Nesting Penguins Survive on Microsleeps, Study Shows
It's a challenge for all new parents: getting enough sleep while keeping a close eye on their babies. For some penguins, it means thousands of tiny naps a day, researchers have discovered.
Chinstrap penguins in Antarctica need to guard their eggs and chicks constantly in crowded, noisy colonies. So they nod off thousands of times each day — but only for about four seconds at a time — to stay vigilant, the researchers have reported in Science.
These short "microsleeps," totaling around 11 hours per day, appear to be enough to keep the parents going for weeks.
"These penguins look like drowsy drivers, blinking their eyes open and shut, and they do it 24/7 for several weeks at a time," said Niels Rattenborg, a sleep researcher at the Max Planck Institute for Biological Intelligence in Germany and co-author of the new study.

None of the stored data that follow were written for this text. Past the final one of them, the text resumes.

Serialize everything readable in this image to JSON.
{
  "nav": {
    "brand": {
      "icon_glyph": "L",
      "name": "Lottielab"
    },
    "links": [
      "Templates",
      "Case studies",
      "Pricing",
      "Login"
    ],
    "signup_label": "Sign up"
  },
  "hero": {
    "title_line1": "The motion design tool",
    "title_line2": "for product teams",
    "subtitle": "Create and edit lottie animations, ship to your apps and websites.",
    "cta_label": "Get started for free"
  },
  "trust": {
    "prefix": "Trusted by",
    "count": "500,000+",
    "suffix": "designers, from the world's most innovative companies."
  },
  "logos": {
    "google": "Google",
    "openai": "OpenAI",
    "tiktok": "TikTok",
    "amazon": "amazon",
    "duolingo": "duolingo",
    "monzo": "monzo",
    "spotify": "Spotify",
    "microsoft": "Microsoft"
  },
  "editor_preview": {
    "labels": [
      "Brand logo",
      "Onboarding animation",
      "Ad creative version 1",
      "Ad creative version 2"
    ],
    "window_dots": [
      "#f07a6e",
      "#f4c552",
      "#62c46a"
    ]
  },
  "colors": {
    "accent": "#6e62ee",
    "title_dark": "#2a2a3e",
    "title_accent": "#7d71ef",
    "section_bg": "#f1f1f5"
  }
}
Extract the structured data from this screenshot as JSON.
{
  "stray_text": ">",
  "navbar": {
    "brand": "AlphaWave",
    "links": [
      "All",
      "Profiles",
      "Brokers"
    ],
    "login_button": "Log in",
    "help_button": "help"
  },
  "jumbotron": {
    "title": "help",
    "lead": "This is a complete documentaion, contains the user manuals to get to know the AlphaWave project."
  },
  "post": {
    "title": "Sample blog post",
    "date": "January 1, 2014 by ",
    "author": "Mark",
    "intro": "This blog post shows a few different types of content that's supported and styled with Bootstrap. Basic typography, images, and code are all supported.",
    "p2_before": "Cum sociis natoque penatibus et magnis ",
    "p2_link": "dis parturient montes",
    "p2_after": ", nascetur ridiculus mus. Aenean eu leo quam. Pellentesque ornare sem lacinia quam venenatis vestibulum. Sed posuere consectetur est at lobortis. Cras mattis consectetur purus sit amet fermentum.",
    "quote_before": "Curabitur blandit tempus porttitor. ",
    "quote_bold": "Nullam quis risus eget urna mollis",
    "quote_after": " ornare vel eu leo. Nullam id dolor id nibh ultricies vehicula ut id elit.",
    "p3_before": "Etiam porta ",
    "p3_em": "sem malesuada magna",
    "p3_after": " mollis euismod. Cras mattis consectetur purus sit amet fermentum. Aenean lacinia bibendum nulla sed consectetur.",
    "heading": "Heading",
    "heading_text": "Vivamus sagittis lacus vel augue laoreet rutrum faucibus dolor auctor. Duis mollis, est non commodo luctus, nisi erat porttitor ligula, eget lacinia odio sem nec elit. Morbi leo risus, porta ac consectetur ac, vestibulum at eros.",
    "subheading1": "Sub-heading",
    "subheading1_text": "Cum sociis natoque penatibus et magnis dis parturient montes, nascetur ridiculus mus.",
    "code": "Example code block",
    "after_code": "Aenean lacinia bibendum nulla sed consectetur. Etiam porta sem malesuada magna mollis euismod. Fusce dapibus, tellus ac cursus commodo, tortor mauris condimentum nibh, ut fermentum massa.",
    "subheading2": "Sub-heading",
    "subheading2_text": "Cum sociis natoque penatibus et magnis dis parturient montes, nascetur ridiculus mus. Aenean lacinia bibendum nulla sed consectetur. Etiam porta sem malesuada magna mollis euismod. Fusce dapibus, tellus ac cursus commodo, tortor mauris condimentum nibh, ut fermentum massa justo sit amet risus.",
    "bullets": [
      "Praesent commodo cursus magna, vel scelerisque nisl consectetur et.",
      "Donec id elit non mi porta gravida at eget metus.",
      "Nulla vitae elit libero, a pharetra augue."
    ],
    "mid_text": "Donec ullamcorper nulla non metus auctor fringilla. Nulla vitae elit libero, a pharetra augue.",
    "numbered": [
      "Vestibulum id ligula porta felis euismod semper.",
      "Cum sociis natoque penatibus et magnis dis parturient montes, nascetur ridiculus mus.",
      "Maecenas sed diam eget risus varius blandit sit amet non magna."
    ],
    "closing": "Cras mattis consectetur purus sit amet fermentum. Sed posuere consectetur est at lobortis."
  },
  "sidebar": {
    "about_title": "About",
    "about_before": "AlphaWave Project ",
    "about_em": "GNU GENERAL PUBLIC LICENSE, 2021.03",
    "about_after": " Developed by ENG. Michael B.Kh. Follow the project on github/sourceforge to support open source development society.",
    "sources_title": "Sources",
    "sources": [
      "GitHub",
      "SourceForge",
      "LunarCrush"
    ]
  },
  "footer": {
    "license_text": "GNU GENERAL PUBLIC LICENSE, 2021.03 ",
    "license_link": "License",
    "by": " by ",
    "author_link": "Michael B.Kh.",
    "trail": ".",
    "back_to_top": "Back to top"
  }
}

"What's surprising is that they're able to function OK and successfully raise their young," he said.
Chinstrap penguins usually lay their eggs in nests made of small stones in November. As with many other kinds of penguins, mated pairs share parenting duties. One parent tends to the eggs and chicks alone while the other goes off fishing for family meals.

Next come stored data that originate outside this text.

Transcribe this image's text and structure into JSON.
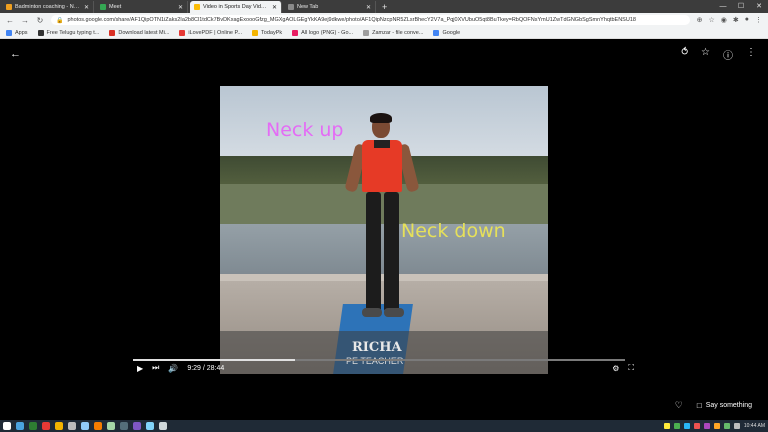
{
  "browser": {
    "tabs": [
      {
        "title": "Badminton coaching - National ...",
        "favicon_color": "#f0a020",
        "active": false
      },
      {
        "title": "Meet",
        "favicon_color": "#34a853",
        "active": false
      },
      {
        "title": "Video in Sports Day Video NEW ...",
        "favicon_color": "#fbbc04",
        "active": true
      },
      {
        "title": "New Tab",
        "favicon_color": "#8a8a8a",
        "active": false
      }
    ],
    "new_tab_symbol": "+",
    "url": "photos.google.com/share/AF1QipOTN1iZaks2Ia2b8Cl1tdCk7BvDKxagExoooGfzg_MGXgAOLGEgYkKA9ej9dkwe/photo/AF1QipNzcpNR5ZLsrBhecY2V7a_Pqj0XVUbuO5qt8BuTkey=RbQOFNsYmU1ZwTdGNGbSgSmnYhqtbENSU18",
    "bookmarks": [
      {
        "label": "Apps",
        "color": "#4285f4"
      },
      {
        "label": "Free Telugu typing t...",
        "color": "#333333"
      },
      {
        "label": "Download latest Mi...",
        "color": "#d93025"
      },
      {
        "label": "iLovePDF | Online P...",
        "color": "#e53935"
      },
      {
        "label": "TodayPk",
        "color": "#f4b400"
      },
      {
        "label": "All logo (PNG) - Go...",
        "color": "#e91e63"
      },
      {
        "label": "Zamzar - file conve...",
        "color": "#9e9e9e"
      },
      {
        "label": "Google",
        "color": "#4285f4"
      }
    ]
  },
  "viewer": {
    "overlay_top": "Neck up",
    "overlay_bottom": "Neck down",
    "lower_third_name": "RICHA",
    "lower_third_role": "PE TEACHER",
    "time_display": "9:29 / 28:44",
    "progress_fraction": 0.33,
    "say_something": "Say something"
  },
  "taskbar": {
    "icon_colors": [
      "#ffffff",
      "#4aa3df",
      "#2e7d32",
      "#e53935",
      "#f4b400",
      "#bdbdbd",
      "#90caf9",
      "#f57c00",
      "#a5d6a7",
      "#546e7a",
      "#7e57c2",
      "#81d4fa",
      "#cfd8dc"
    ],
    "clock": "10:44 AM",
    "tray_colors": [
      "#ffeb3b",
      "#4caf50",
      "#29b6f6",
      "#ef5350",
      "#ab47bc",
      "#ffa726",
      "#66bb6a",
      "#bdbdbd"
    ]
  }
}
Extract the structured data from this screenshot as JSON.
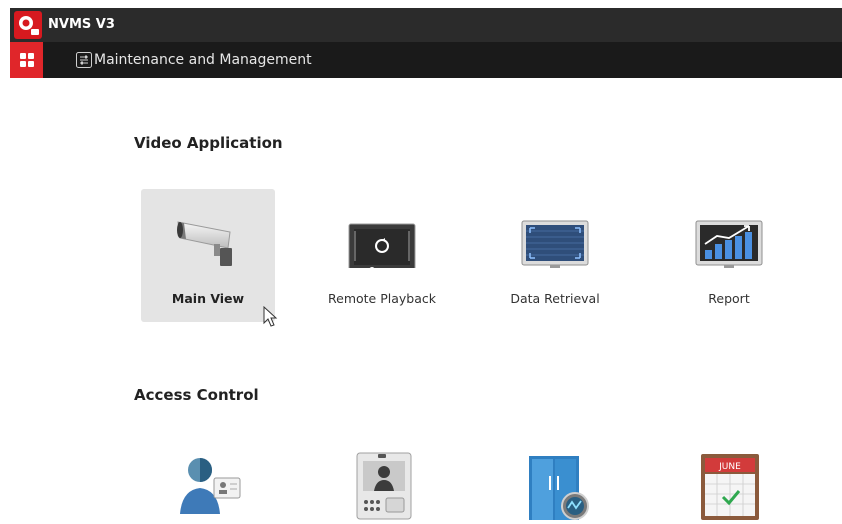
{
  "app": {
    "title": "NVMS V3"
  },
  "menubar": {
    "tab_label": "Maintenance and Management"
  },
  "sections": {
    "video": {
      "title": "Video Application",
      "tiles": [
        {
          "label": "Main View",
          "icon": "camera-icon",
          "selected": true
        },
        {
          "label": "Remote Playback",
          "icon": "playback-icon"
        },
        {
          "label": "Data Retrieval",
          "icon": "data-retrieval-icon"
        },
        {
          "label": "Report",
          "icon": "report-chart-icon"
        }
      ]
    },
    "access": {
      "title": "Access Control",
      "tiles": [
        {
          "icon": "person-card-icon"
        },
        {
          "icon": "video-intercom-icon"
        },
        {
          "icon": "door-icon"
        },
        {
          "icon": "calendar-icon",
          "badge_text": "JUNE"
        }
      ]
    }
  },
  "colors": {
    "accent": "#e0262a",
    "titlebar": "#2b2b2b",
    "menubar": "#1a1a1a",
    "tile_selected": "#e4e4e4"
  }
}
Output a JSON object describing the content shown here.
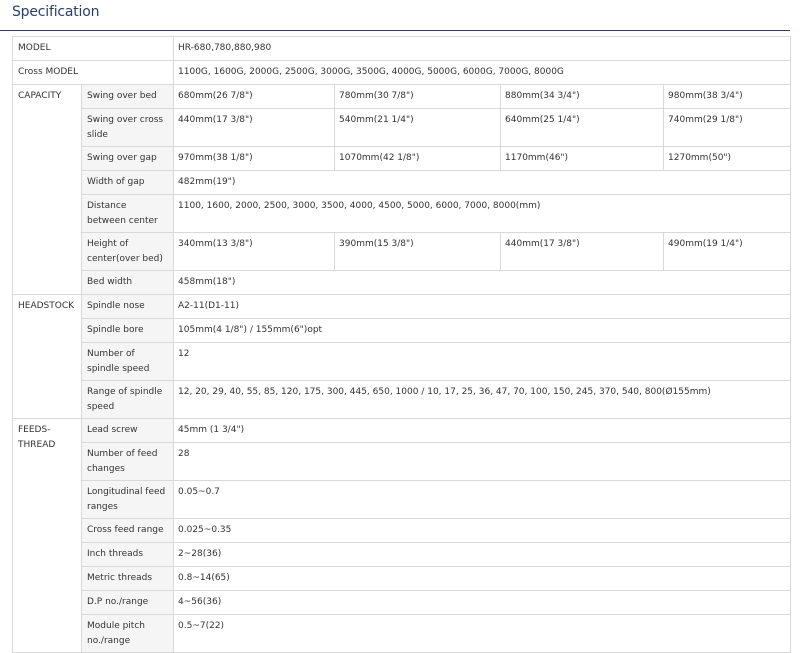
{
  "title": "Specification",
  "rows": {
    "model": {
      "label": "MODEL",
      "value": "HR-680,780,880,980"
    },
    "cross_model": {
      "label": "Cross MODEL",
      "value": "1100G, 1600G, 2000G, 2500G, 3000G, 3500G, 4000G, 5000G, 6000G, 7000G, 8000G"
    },
    "capacity": {
      "label": "CAPACITY",
      "swing_over_bed": {
        "label": "Swing over bed",
        "values": [
          "680mm(26 7/8\")",
          "780mm(30 7/8\")",
          "880mm(34 3/4\")",
          "980mm(38 3/4\")"
        ]
      },
      "swing_over_cross_slide": {
        "label": "Swing over cross slide",
        "values": [
          "440mm(17 3/8\")",
          "540mm(21 1/4\")",
          "640mm(25 1/4\")",
          "740mm(29 1/8\")"
        ]
      },
      "swing_over_gap": {
        "label": "Swing over gap",
        "values": [
          "970mm(38 1/8\")",
          "1070mm(42 1/8\")",
          "1170mm(46\")",
          "1270mm(50\")"
        ]
      },
      "width_of_gap": {
        "label": "Width of gap",
        "value": "482mm(19\")"
      },
      "distance_between_center": {
        "label": "Distance between center",
        "value": "1100, 1600, 2000, 2500, 3000, 3500, 4000, 4500, 5000, 6000, 7000, 8000(mm)"
      },
      "height_of_center": {
        "label": "Height of center(over bed)",
        "values": [
          "340mm(13 3/8\")",
          "390mm(15 3/8\")",
          "440mm(17 3/8\")",
          "490mm(19 1/4\")"
        ]
      },
      "bed_width": {
        "label": "Bed width",
        "value": "458mm(18\")"
      }
    },
    "headstock": {
      "label": "HEADSTOCK",
      "spindle_nose": {
        "label": "Spindle nose",
        "value": "A2-11(D1-11)"
      },
      "spindle_bore": {
        "label": "Spindle bore",
        "value": "105mm(4 1/8\") / 155mm(6\")opt"
      },
      "number_of_spindle_speed": {
        "label": "Number of spindle speed",
        "value": "12"
      },
      "range_of_spindle_speed": {
        "label": "Range of spindle speed",
        "value": "12, 20, 29, 40, 55, 85, 120, 175, 300, 445, 650, 1000 / 10, 17, 25, 36, 47, 70, 100, 150, 245, 370, 540, 800(Ø155mm)"
      }
    },
    "feeds_thread": {
      "label": "FEEDS-THREAD",
      "lead_screw": {
        "label": "Lead screw",
        "value": "45mm (1 3/4\")"
      },
      "number_of_feed_changes": {
        "label": "Number of feed changes",
        "value": "28"
      },
      "longitudinal_feed_ranges": {
        "label": "Longitudinal feed ranges",
        "value": "0.05~0.7"
      },
      "cross_feed_range": {
        "label": "Cross feed range",
        "value": "0.025~0.35"
      },
      "inch_threads": {
        "label": "Inch threads",
        "value": "2~28(36)"
      },
      "metric_threads": {
        "label": "Metric threads",
        "value": "0.8~14(65)"
      },
      "dp_range": {
        "label": "D.P no./range",
        "value": "4~56(36)"
      },
      "module_pitch": {
        "label": "Module pitch no./range",
        "value": "0.5~7(22)"
      }
    }
  }
}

While the adults don't face many natural predators in the breeding season, large birds called brown skuas prey on eggs and chicks. So the parents must be always on guard.

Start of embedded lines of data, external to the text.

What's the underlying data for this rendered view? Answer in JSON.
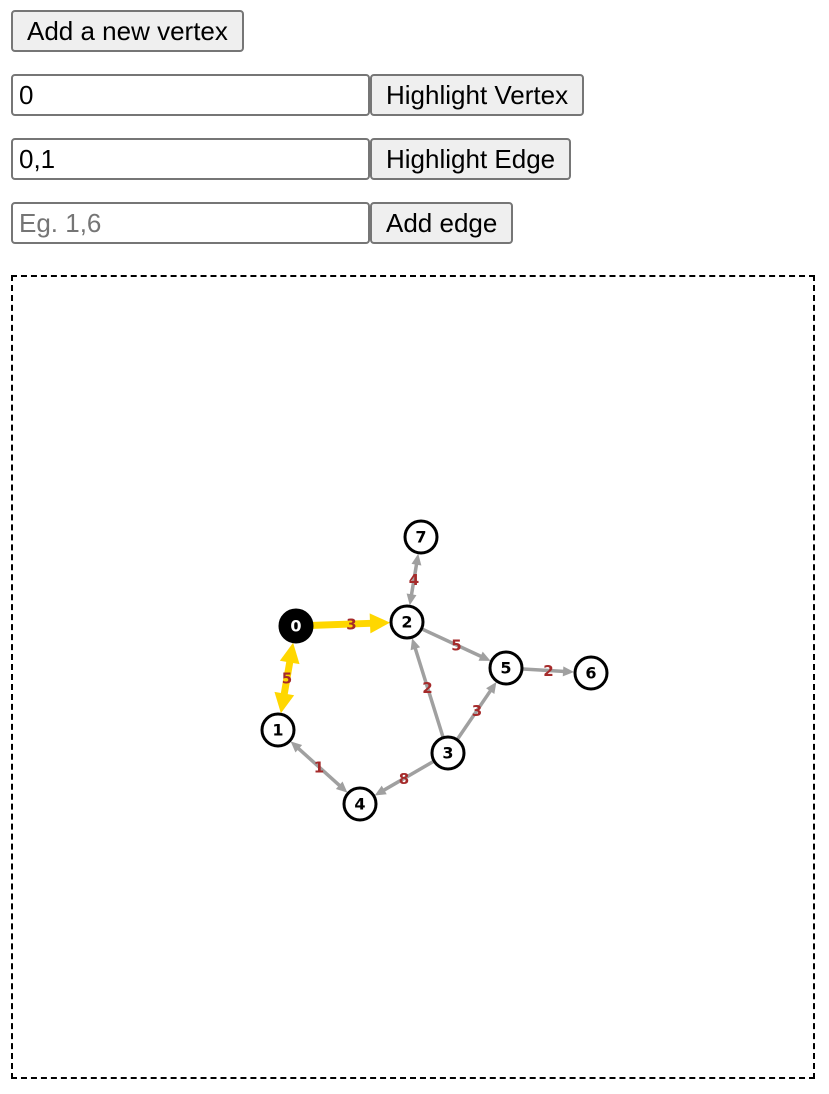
{
  "controls": {
    "add_vertex_label": "Add a new vertex",
    "vertex_input_value": "0",
    "highlight_vertex_label": "Highlight Vertex",
    "edge_input_value": "0,1",
    "highlight_edge_label": "Highlight Edge",
    "add_edge_placeholder": "Eg. 1,6",
    "add_edge_label": "Add edge"
  },
  "graph": {
    "colors": {
      "edge": "#a0a0a0",
      "highlight": "#ffd700",
      "edge_label": "#a52a2a",
      "node_stroke": "#000000",
      "node_fill": "#ffffff",
      "highlight_node_fill": "#000000"
    },
    "highlighted_vertex": "0",
    "highlighted_edges": [
      "0-2",
      "0-1"
    ],
    "nodes": [
      {
        "id": "0"
      },
      {
        "id": "1"
      },
      {
        "id": "2"
      },
      {
        "id": "3"
      },
      {
        "id": "4"
      },
      {
        "id": "5"
      },
      {
        "id": "6"
      },
      {
        "id": "7"
      }
    ],
    "edges": [
      {
        "id": "0-2",
        "from": "0",
        "to": "2",
        "weight": "3",
        "bidirectional": false
      },
      {
        "id": "0-1",
        "from": "0",
        "to": "1",
        "weight": "5",
        "bidirectional": true
      },
      {
        "id": "2-7",
        "from": "2",
        "to": "7",
        "weight": "4",
        "bidirectional": true
      },
      {
        "id": "2-5",
        "from": "2",
        "to": "5",
        "weight": "5",
        "bidirectional": false
      },
      {
        "id": "3-2",
        "from": "3",
        "to": "2",
        "weight": "2",
        "bidirectional": false
      },
      {
        "id": "3-5",
        "from": "3",
        "to": "5",
        "weight": "3",
        "bidirectional": false
      },
      {
        "id": "5-6",
        "from": "5",
        "to": "6",
        "weight": "2",
        "bidirectional": false
      },
      {
        "id": "3-4",
        "from": "3",
        "to": "4",
        "weight": "8",
        "bidirectional": false
      },
      {
        "id": "1-4",
        "from": "1",
        "to": "4",
        "weight": "1",
        "bidirectional": true
      }
    ]
  }
}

For the first time, the scientists tracked the sleeping behavior of chinstrap penguins in an Antarctic breeding colony by attaching sensors that measure brain waves. They collected data on 14 adults over 11 days on King George Island off the coast of Antarctica.
The researchers did not collect sleep data outside the breeding season, but they believe that the penguins may sleep in longer intervals at other times of the year.
"We don't know yet if the benefits of microsleep are the same as for long consolidated sleep," said co-author Paul-Antoine Libourel. They also don't know if other penguin species sleep in a similar fashion.